足が悪いが歩ける場合と、足が悪くて歩けない場合。ここで介護には大きな差があります。
特に歩ける場合、飼い主さんは細心の注意が必要になります。いろんなところに行きたがってすぐ転ぶ場合があるからです。本人も予想していないところで転ぶため、広いスペースをとりすぎても問題が起きやすいです。かえって狭い場合が適することもあります。


一方、歩けない場合、テリトリーは狭くして過ごさせます。飼い主さんは動いてもらって筋力をつけさせたいと考えると思いますが、もう筋力はつきにくい状態です。ただし、関節が固まるのは避けたいので、マッサージしながら足を動かしてあげます。

それまで使っていたケージの上部を取り外してしまったり、ケージカバーや籐かご、プラスチックやバスケットを使って介護スペースを作ります。介護に入ると、飛び跳ねたりしなければケージの天井部分は不要になります。要は囲いだけあればOKなのです。

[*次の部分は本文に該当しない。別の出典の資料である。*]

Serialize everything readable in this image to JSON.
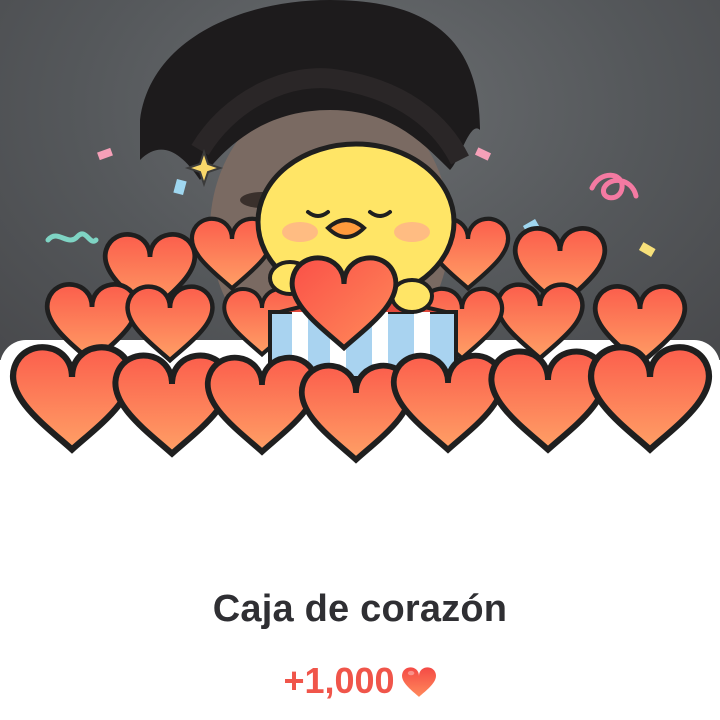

かごの中の床敷はSUSU(本誌ではおなじみ、毛足の長いマイクロファイバーのバスマット)や防水シーツを使用したり、うさぎの体に合わせてU字型クッションやタオル(丸めてゴムで止める、あるいは元から円形のものなど)を置きます。ビタミンカラーの色やかわいらしい柄のものを置くと、飼い主さんも元気に楽しくお世話できるでしょう。

例/写真はうさぎ用のケージトレー(底部もある)を転用(写真は現在販売終了しているので参考)。小型犬のサークルとトレーのようなもの、飼い主さんが手を入れやすくお世話しやすいものでOKです。

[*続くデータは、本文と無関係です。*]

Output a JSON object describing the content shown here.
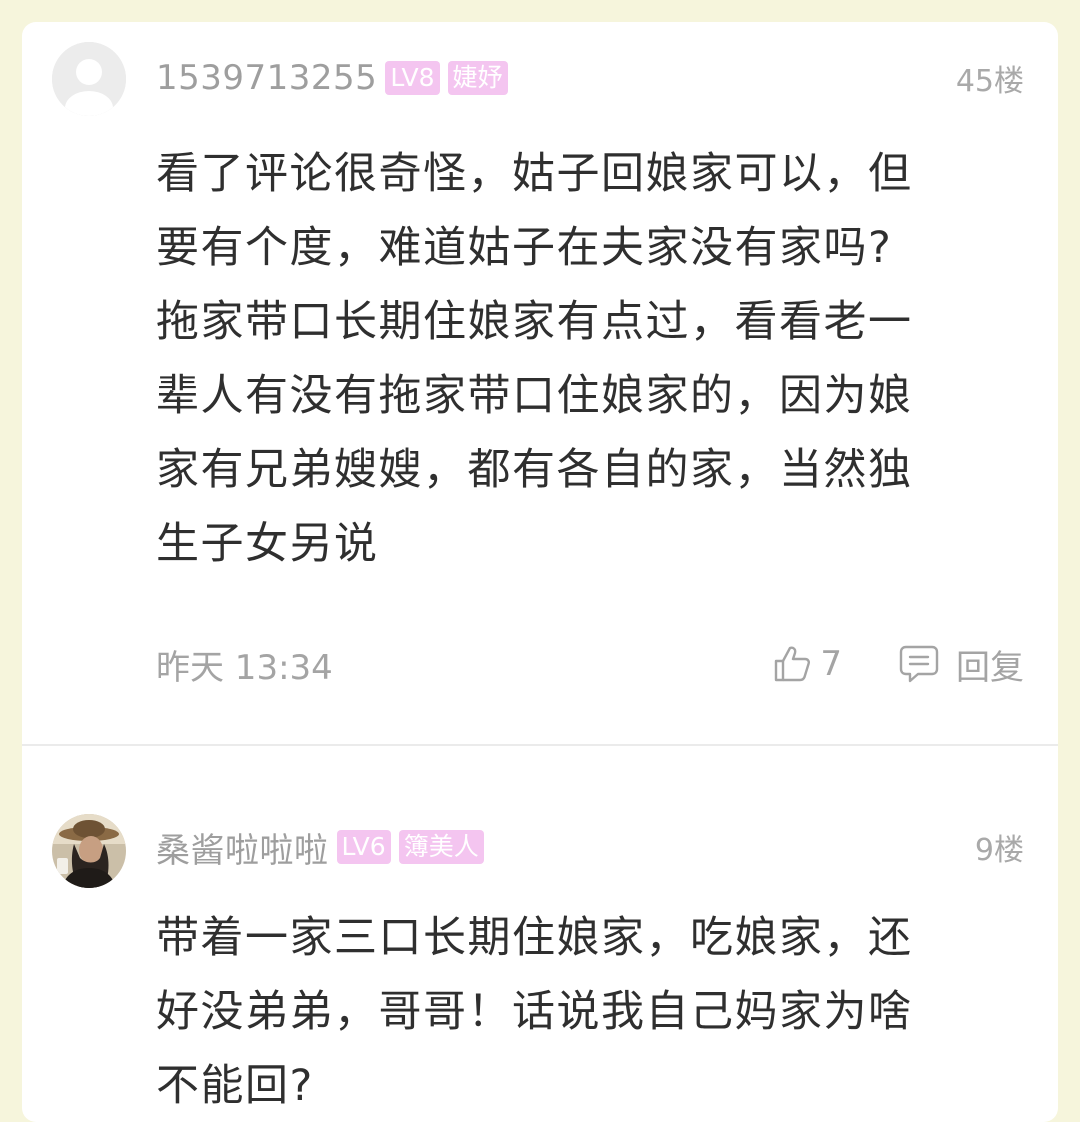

中には防水シーツやマイクロファイバー製マットを敷いたら、うさぎの体の状態に合わせてクッションやタオルをうさぎの頭や体の負担を軽減できるように置きます。

モデル/蓮くん

例/人間用のネックピローを活用。U字の部分に体を入れると体をまっすぐ起こした状態になるので気道が確保され、食事のお世話がしやすい。

モデル/桃ちゃん

写真の桃は、若いうちからこのクッションに入って、なでなでをおねだりするのがおなじみでした。シニアになって突然使い始めるより、若いうちからテリトリーなどに置いていたので、自分で上手に使ったりしているので、加齢してきてもこのクッションを活用しながらスムーズにお世話ができました。

元気な時は想像もつかないことですが、そういう時からうさぎのケアに対するいろんな情報を得ておいて、うさぎが加齢などでどのような状況になっても臨機応変に受け入れられる体制が整っているとよいですよね。

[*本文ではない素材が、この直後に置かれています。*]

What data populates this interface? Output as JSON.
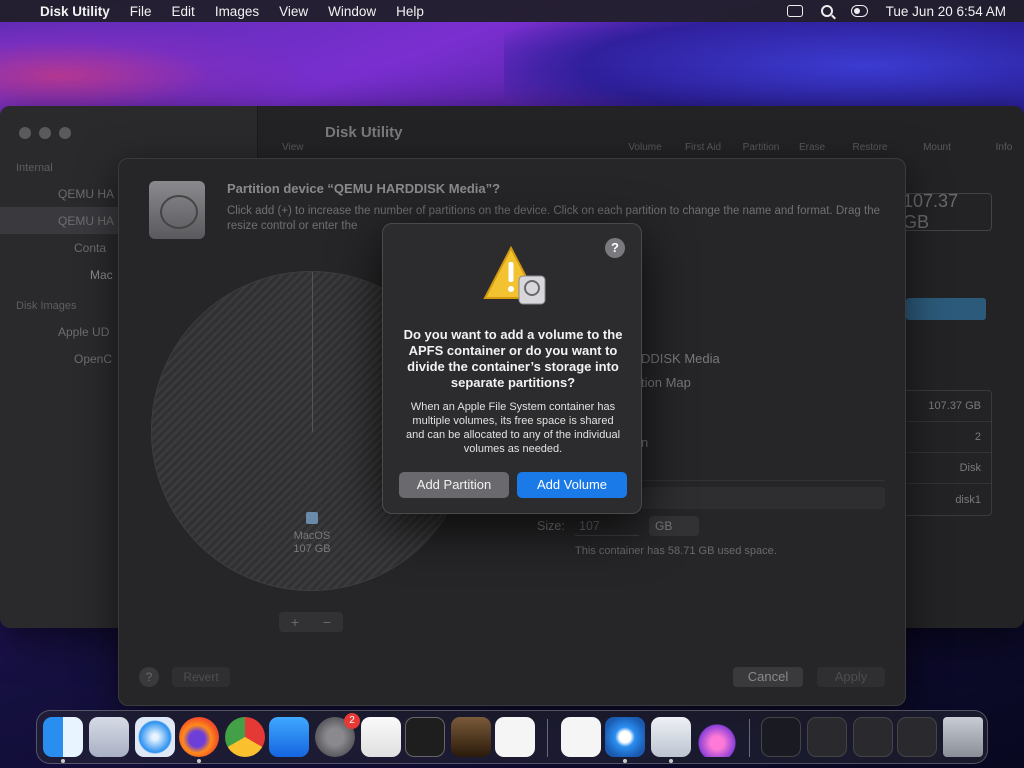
{
  "menubar": {
    "app_name": "Disk Utility",
    "menus": [
      "File",
      "Edit",
      "Images",
      "View",
      "Window",
      "Help"
    ],
    "datetime": "Tue Jun 20  6:54 AM"
  },
  "window": {
    "title": "Disk Utility",
    "view_label": "View",
    "toolbar": [
      "Volume",
      "First Aid",
      "Partition",
      "Erase",
      "Restore",
      "Mount",
      "Info"
    ],
    "sidebar": {
      "internal_header": "Internal",
      "items": [
        "QEMU HA",
        "QEMU HA",
        "Conta",
        "Mac"
      ],
      "disk_images_header": "Disk Images",
      "images": [
        "Apple UD",
        "OpenC"
      ]
    },
    "size_display": "107.37 GB",
    "info_values": [
      "107.37 GB",
      "2",
      "Disk",
      "disk1"
    ]
  },
  "sheet": {
    "title": "Partition device “QEMU HARDDISK Media”?",
    "description": "Click add (+) to increase the number of partitions on the device. Click on each partition to change the name and format. Drag the resize control or enter the",
    "pie_label_name": "MacOS",
    "pie_label_size": "107 GB",
    "plus": "+",
    "minus": "−",
    "right_text_1": "DDISK Media",
    "right_text_2": "tion Map",
    "right_text_3": "n",
    "size_label": "Size:",
    "size_value": "107",
    "size_unit": "GB",
    "container_note": "This container has 58.71 GB used space.",
    "help": "?",
    "revert": "Revert",
    "cancel": "Cancel",
    "apply": "Apply"
  },
  "alert": {
    "help": "?",
    "heading": "Do you want to add a volume to the APFS container or do you want to divide the container’s storage into separate partitions?",
    "body": "When an Apple File System container has multiple volumes, its free space is shared and can be allocated to any of the individual volumes as needed.",
    "add_partition": "Add Partition",
    "add_volume": "Add Volume"
  },
  "dock": {
    "settings_badge": "2"
  }
}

うさぎにも肌触りや感触が好みがあるので、元気な時からそれぞれのおうちでうさぎの行動や好きな遊びを観察しながら、飼い主さんがお世話の用品を考えていくことが大切なのではと思います。

お話し/中山ますみさん
1997年、東京都杉並区にうさぎ専門店「らびっとわぁるど」をオープン。ホリスティックケア・カウンセラー、うさぎ飼育トレーナー、ケアアドバイザーとして本誌連載「ラビコミカレッジ」で活躍中。